Looks like Burroughs entire body of work can be found online here.
http://burroughs.classicauthors.net/
(Don’t know how much of this bio is true)
1875 Edgar Rice Burroughs was born in Chicago, Illinois, into a prosperous family. His father, George Tyler Burroughs, was a Civil War veteran. To glamourize his own origins, Burroughs has claimed that he was born in Peking at the time that his father was military advicer to the Empress of China, and lived there, in the Forbidden City, until Burroughs was ten years old.
01/01/1892 Attended the Michigan Military Academy. Later was an instructor at same school (1895-96)
1900 Edgar Rice Burroughs married Emma Centennia Hulbert (divorced in 1934); they had two sons and one daughter).
1913 Burroughs founded his own publishing house Edgar Rice Burroughs, Inc.

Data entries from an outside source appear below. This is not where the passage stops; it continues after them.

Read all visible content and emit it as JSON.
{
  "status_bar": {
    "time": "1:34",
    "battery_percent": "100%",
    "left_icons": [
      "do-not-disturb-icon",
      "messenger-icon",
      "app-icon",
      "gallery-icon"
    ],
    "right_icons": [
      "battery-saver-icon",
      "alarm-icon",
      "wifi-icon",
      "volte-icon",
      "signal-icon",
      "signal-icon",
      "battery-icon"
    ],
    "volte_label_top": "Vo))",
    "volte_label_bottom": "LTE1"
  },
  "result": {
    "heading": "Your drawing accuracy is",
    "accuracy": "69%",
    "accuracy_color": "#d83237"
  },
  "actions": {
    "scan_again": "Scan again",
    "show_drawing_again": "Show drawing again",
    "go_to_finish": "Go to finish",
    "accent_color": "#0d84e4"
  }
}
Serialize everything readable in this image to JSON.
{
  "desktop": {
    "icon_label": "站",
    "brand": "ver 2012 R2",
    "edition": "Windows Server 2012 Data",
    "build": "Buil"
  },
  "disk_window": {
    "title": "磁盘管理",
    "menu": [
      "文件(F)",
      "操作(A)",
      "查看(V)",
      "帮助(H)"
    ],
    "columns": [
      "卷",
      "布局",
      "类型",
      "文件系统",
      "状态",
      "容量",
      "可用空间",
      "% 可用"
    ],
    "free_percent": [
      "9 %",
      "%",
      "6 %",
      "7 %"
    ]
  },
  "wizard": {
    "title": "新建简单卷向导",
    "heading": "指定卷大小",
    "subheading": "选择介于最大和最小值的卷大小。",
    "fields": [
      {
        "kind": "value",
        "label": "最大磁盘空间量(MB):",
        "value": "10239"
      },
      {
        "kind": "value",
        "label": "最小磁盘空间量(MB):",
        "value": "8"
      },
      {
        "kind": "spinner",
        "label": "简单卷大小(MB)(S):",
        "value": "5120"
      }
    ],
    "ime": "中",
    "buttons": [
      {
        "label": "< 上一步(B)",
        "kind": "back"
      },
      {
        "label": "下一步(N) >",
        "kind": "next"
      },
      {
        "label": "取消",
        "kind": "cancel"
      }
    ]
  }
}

1918 The first Tarzan film was produced.
1919 Burroughs purchased a large ranch in the San Fernando Valley, which he later developed into the suburb of Tarzana. To pay for his expensive lifestyle and to cover his misadventures in financial investments he wrote an average of three novels a year.
1933 Burroughs was elected mayor of California Beach.
1934 Burroughs-Tarzan Enterprises and Burroughs-Tarzan Pictures were founded.
1934 Divorced Emma Centennia Hulbert
1935 He married Florence Dearholt (they divorced in 1942).
1940 During World War II Burroughs served at the age of 66 as a war correspondent in the South Pacific.
1942 Divorced Florence Dearholt
03/19/1950 Burroughs died of a heart ailment while reading a comic book in bed.
Have read these books both as a child and recently.
Am much concerned about what I am seeing in the trailers.
The caption is, of course: "Just one damn thing after another".
Thank you ERB.
/johnny
I gave Ben Jr. A copy of three of the books bound together as a singled edition (Inexpensive but attractive product from Barnes and Noble with illustrations.)
His comment: “John Carter certainly thinks very highly of himself doesn’t he?”
I saw the trailer for it twice at the cinema here in the last two weeks—and I could not agree more. The CGI was laughably bad—I even said as much to my wife at the time.
There are much worse ways to die. Something else to aspire to.